At 164-168. In light of this fact it is wholly unnecessary to plunge headlong into a dissertation on the various nuances of punitive damages in Pennsylvania. However, since the issue has been raised I must take issue with the implication that wanton misconduct may not be sufficient grounds upon which to assess punitive damages.

The concept of wanton misconduct was defined by this Court in Evans v. Philadelphia Trans. Co., 418 Pa. 567, 212 A.2d 440 (1965):

[It] means that the actor has intentionally done an act of an unreasonable character, in disregard of a risk known to him or so obvious that he must be taken to have been aware of it, and so great as to make it highly probable that harm would follow.

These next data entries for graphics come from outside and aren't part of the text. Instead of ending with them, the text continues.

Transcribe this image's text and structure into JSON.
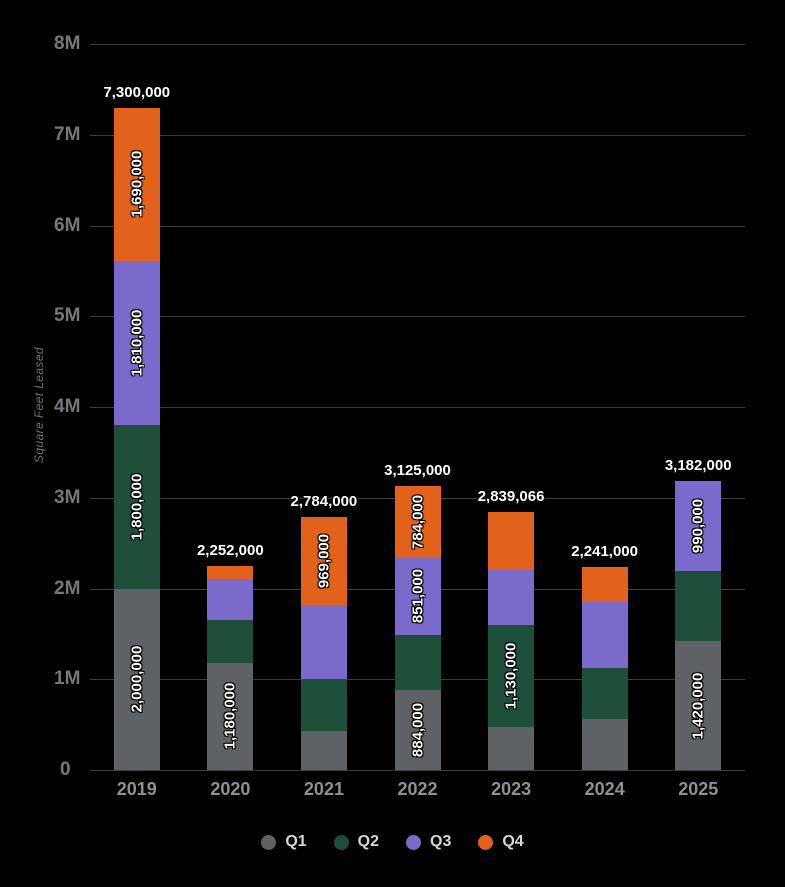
{
  "chart_data": {
    "type": "bar",
    "stacked": true,
    "title": "",
    "ylabel": "Square Feet Leased",
    "xlabel": "",
    "ylim": [
      0,
      8000000
    ],
    "yticks": [
      "8M",
      "7M",
      "6M",
      "5M",
      "4M",
      "3M",
      "2M",
      "1M",
      "0"
    ],
    "grid": true,
    "legend_position": "bottom",
    "categories": [
      "2019",
      "2020",
      "2021",
      "2022",
      "2023",
      "2024",
      "2025"
    ],
    "series": [
      {
        "name": "Q1",
        "color": "#5e6165",
        "values": [
          2000000,
          1180000,
          430000,
          884000,
          470066,
          560000,
          1420000
        ],
        "labels": [
          "2,000,000",
          "1,180,000",
          null,
          "884,000",
          null,
          null,
          "1,420,000"
        ]
      },
      {
        "name": "Q2",
        "color": "#1e4f3a",
        "values": [
          1800000,
          470000,
          570000,
          606000,
          1130000,
          560000,
          772000
        ],
        "labels": [
          "1,800,000",
          null,
          null,
          null,
          "1,130,000",
          null,
          null
        ]
      },
      {
        "name": "Q3",
        "color": "#7c69cc",
        "values": [
          1810000,
          460000,
          815000,
          851000,
          600000,
          730000,
          990000
        ],
        "labels": [
          "1,810,000",
          null,
          null,
          "851,000",
          null,
          null,
          "990,000"
        ]
      },
      {
        "name": "Q4",
        "color": "#e2611b",
        "values": [
          1690000,
          142000,
          969000,
          784000,
          639000,
          391000,
          0
        ],
        "labels": [
          "1,690,000",
          null,
          "969,000",
          "784,000",
          null,
          null,
          null
        ]
      }
    ],
    "totals": [
      "7,300,000",
      "2,252,000",
      "2,784,000",
      "3,125,000",
      "2,839,066",
      "2,241,000",
      "3,182,000"
    ]
  },
  "colors": {
    "background": "#000000",
    "gridline": "#3b3e41",
    "tick_label": "#75787b",
    "year_label": "#8e9093",
    "value_label": "#ffffff",
    "legend_label": "#d6d7d8"
  }
}
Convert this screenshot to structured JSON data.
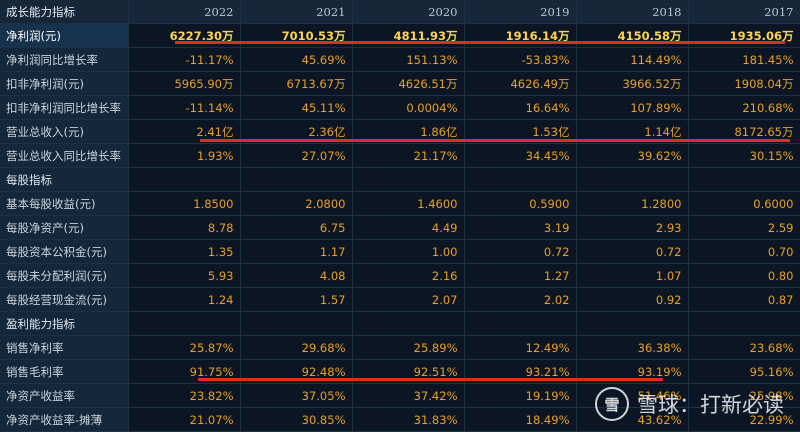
{
  "table": {
    "corner_label": "成长能力指标",
    "years": [
      "2022",
      "2021",
      "2020",
      "2019",
      "2018",
      "2017"
    ],
    "rows": [
      {
        "type": "row",
        "highlight": true,
        "label": "净利润(元)",
        "values": [
          "6227.30万",
          "7010.53万",
          "4811.93万",
          "1916.14万",
          "4150.58万",
          "1935.06万"
        ]
      },
      {
        "type": "row",
        "label": "净利润同比增长率",
        "values": [
          "-11.17%",
          "45.69%",
          "151.13%",
          "-53.83%",
          "114.49%",
          "181.45%"
        ]
      },
      {
        "type": "row",
        "label": "扣非净利润(元)",
        "values": [
          "5965.90万",
          "6713.67万",
          "4626.51万",
          "4626.49万",
          "3966.52万",
          "1908.04万"
        ]
      },
      {
        "type": "row",
        "label": "扣非净利润同比增长率",
        "values": [
          "-11.14%",
          "45.11%",
          "0.0004%",
          "16.64%",
          "107.89%",
          "210.68%"
        ]
      },
      {
        "type": "row",
        "label": "营业总收入(元)",
        "values": [
          "2.41亿",
          "2.36亿",
          "1.86亿",
          "1.53亿",
          "1.14亿",
          "8172.65万"
        ]
      },
      {
        "type": "row",
        "label": "营业总收入同比增长率",
        "values": [
          "1.93%",
          "27.07%",
          "21.17%",
          "34.45%",
          "39.62%",
          "30.15%"
        ]
      },
      {
        "type": "section",
        "label": "每股指标"
      },
      {
        "type": "row",
        "label": "基本每股收益(元)",
        "values": [
          "1.8500",
          "2.0800",
          "1.4600",
          "0.5900",
          "1.2800",
          "0.6000"
        ]
      },
      {
        "type": "row",
        "label": "每股净资产(元)",
        "values": [
          "8.78",
          "6.75",
          "4.49",
          "3.19",
          "2.93",
          "2.59"
        ]
      },
      {
        "type": "row",
        "label": "每股资本公积金(元)",
        "values": [
          "1.35",
          "1.17",
          "1.00",
          "0.72",
          "0.72",
          "0.70"
        ]
      },
      {
        "type": "row",
        "label": "每股未分配利润(元)",
        "values": [
          "5.93",
          "4.08",
          "2.16",
          "1.27",
          "1.07",
          "0.80"
        ]
      },
      {
        "type": "row",
        "label": "每股经营现金流(元)",
        "values": [
          "1.24",
          "1.57",
          "2.07",
          "2.02",
          "0.92",
          "0.87"
        ]
      },
      {
        "type": "section",
        "label": "盈利能力指标"
      },
      {
        "type": "row",
        "label": "销售净利率",
        "values": [
          "25.87%",
          "29.68%",
          "25.89%",
          "12.49%",
          "36.38%",
          "23.68%"
        ]
      },
      {
        "type": "row",
        "label": "销售毛利率",
        "values": [
          "91.75%",
          "92.48%",
          "92.51%",
          "93.21%",
          "93.19%",
          "95.16%"
        ]
      },
      {
        "type": "row",
        "label": "净资产收益率",
        "values": [
          "23.82%",
          "37.05%",
          "37.42%",
          "19.19%",
          "51.46%",
          "25.98%"
        ]
      },
      {
        "type": "row",
        "label": "净资产收益率-摊薄",
        "values": [
          "21.07%",
          "30.85%",
          "31.83%",
          "18.49%",
          "43.62%",
          "22.99%"
        ]
      }
    ]
  },
  "watermark": {
    "logo_text": "雪",
    "text": "雪球：打新必读"
  },
  "colors": {
    "background": "#0b1524",
    "value_text": "#e9a21f",
    "highlight_text": "#ffd34d",
    "underline": "#e02b2b"
  }
}
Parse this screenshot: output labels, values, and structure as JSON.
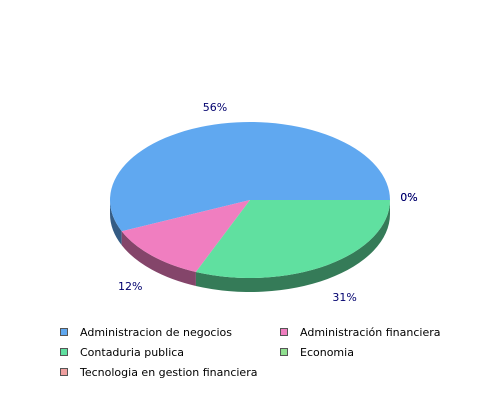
{
  "chart_data": {
    "type": "pie",
    "style": "3d",
    "categories": [
      "Administracion de negocios",
      "Administración financiera",
      "Contaduria publica",
      "Economia",
      "Tecnologia en gestion financiera"
    ],
    "values": [
      56,
      12,
      31,
      0,
      0
    ],
    "data_labels": [
      "56%",
      "12%",
      "31%",
      "0%",
      "0%"
    ],
    "colors": [
      "#60a8f0",
      "#f07ec0",
      "#60e0a0",
      "#90e090",
      "#f0a0a0"
    ],
    "legend_position": "bottom"
  }
}
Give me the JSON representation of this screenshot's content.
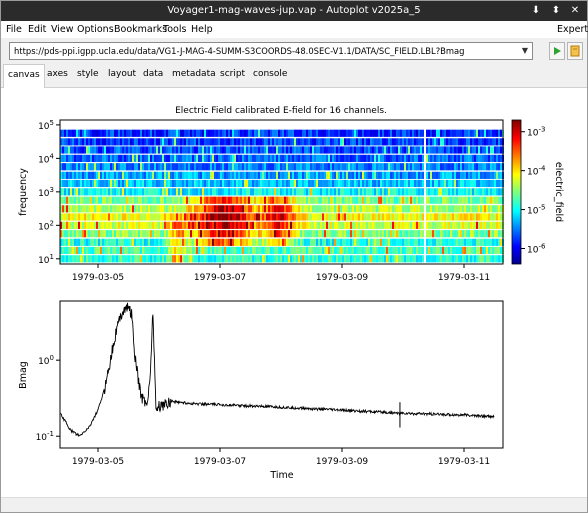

Id., 418 Pa. at 574, 212 A.2d at 443.

Thereafter, in Fugagli v. Camasi, 426 Pa. 1, 229 A.2d 735 (1967) the Court wrote:

[It] is not necessary for the tortfeasor to have actual knowledge of the other person's peril to constitute wanton misconduct. Such exists if he has knowledge of sufficient facts to cause a reasonable man to realize the existing danger for a sufficient period of time beforehand to give him a reasonable opportunity to take means to avoid the danger and, despite this knowledge, he recklessly ignores the other person's peril. (Citation omitted.)

Id., 426 Pa. at 3, 229 A.2d at 736.

In Focht v. Rabada, 217 Pa. Super. 35, 268 A.2d 157 (1970) the Superior Court relied upon these principles to approve the imposition of punitive damages against a defendant who was found liable for driving while under the influence of intoxicating liquor. That court noted that "[in] certain factual circumstances the risk to others . . . may be so obvious and the possibility that harm will follow so great that outrageous misconduct may be established without reference to motive or intent." Id., 217 Pa. Super. at 41, 268 A.2d at 161.

Now however, Mr. Justice Hutchinson, joined by Mr. Justice Flaherty, seems to decide, in a vacuum no less, that punitive damages are inappropriate "where the actor has such knowledge, or reason to know of the facts, but does not realize or appreciate the high degree of risk involved, although a reasonable man would do so." at 170-171.

In light of accepted definition of wanton misconduct Fugagli, supra, Evans, supra, such a decision contradicts what we said in Feld v. Merriam, 506 Pa. 383, 485 A.2d 742 (1984), to wit: "[p]unitive damages must be based on conduct which is 'malicious' 'wanton' 'reckless' 'willful' or 'oppressive'. . . ." Id., 506 Pa. at 383, 485 A.2d at 742 (emphasis added). See Hughes v. Babcock, 349 Pa. 475, 37 A.2d 551 (1944). Therefore, I concur in the result only.

PAPADAKOS, J., joins in this concurring opinion.